Our residents benefit from the combined strengths of two exceptional departments and hospitals. The U of U Department of Pediatrics is one of the largest pediatric departments in the country, and Primary Children’s Hospital, with its five state catchment area of over 1 million children, is a nationally ranked children’s hospital. The Department of Internal Medicine has been committed to high quality patient care, education, and research for over 75 years, and the University of Utah Hospital, also a high volume referral center, has been voted in the Top 10 Vizient Hospitals for quality and safety every year since 2009. 

Our program also offers rigorous training beyond Salt Lake City, with rural electives available in Anaconda, MT, Tooele, UT, Indian Health Services sites in Shiprock, NM, and Chinle, AZ, and Utah Navajo Health System sites in Blanding and Montezuma Creek, UT. We also have a long history of partnerships and rotations available in global sites such as Rwanda, India, Nepal, and Colombia. 

​​​​​​​Research, Education, and Leadership

We work to support the interests and goals of each resident. With a research budget of more than $500 million, the University of Utah has ample opportunities for investigation, from basic science to clinical research. Our resident research has included topics such as natural language processing to facilitate holistic review in recruitment to multi-site national efforts to improve transitions of care for patients with spina bifida.

Our accessible faculty are committed to teaching, whether in clinic or at journal club.
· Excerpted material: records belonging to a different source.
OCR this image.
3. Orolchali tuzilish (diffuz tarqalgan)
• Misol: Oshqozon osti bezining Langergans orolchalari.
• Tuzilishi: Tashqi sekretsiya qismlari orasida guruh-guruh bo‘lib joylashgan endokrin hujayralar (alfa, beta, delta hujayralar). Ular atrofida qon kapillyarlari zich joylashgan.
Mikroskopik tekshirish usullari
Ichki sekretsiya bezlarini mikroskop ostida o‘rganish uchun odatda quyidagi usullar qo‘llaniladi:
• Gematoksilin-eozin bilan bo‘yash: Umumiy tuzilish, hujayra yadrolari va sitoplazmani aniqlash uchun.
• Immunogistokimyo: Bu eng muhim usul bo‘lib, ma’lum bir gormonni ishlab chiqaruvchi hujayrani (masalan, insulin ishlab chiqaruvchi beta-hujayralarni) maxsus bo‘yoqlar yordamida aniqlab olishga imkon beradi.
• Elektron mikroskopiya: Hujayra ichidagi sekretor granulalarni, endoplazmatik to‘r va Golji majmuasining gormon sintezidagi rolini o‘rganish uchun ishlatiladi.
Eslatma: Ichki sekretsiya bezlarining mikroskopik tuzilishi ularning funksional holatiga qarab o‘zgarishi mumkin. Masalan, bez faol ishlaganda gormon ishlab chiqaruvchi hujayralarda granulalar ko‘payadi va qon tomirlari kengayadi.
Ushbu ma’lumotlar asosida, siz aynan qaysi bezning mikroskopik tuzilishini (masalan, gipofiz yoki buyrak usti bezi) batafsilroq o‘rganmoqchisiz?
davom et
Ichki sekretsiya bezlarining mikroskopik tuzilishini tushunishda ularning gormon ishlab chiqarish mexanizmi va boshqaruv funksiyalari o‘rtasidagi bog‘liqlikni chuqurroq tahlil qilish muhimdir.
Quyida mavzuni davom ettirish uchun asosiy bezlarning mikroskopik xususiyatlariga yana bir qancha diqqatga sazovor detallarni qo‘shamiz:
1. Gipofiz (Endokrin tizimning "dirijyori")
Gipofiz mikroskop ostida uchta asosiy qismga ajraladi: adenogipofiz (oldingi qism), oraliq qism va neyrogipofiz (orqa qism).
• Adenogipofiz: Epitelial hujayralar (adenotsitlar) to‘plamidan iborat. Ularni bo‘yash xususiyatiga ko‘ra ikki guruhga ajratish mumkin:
Our residents are also passionate about medical education, and have created an academic month elective that combines an evidence-based clinical practice and residents-as-teachers curricula, taught by faculty from across the University. Our quarterly Clinic Learning Afternoons are protected time for all our residents to gather and learn about topics such as procedures, communication, EMR efficiency, refugee/immigrant health, and identity, race, and power.

There are many opportunities for leadership within our hospital system and our state, including serving as AAP delegate, representatives on medical school and resident curriculum committees, or as part of the Pediatrics Anti-racism Working Group or Language Inclusivity Work Group.

We look forward to meeting you and introducing you to our program in the Wasatch Range of the Rocky Mountains! We feel lucky to live in a place that combines views of the mountains from almost every hospital window and outdoor recreation minutes away with a city that has a vibrant food, music, and art scene. We hope you’ll love it too!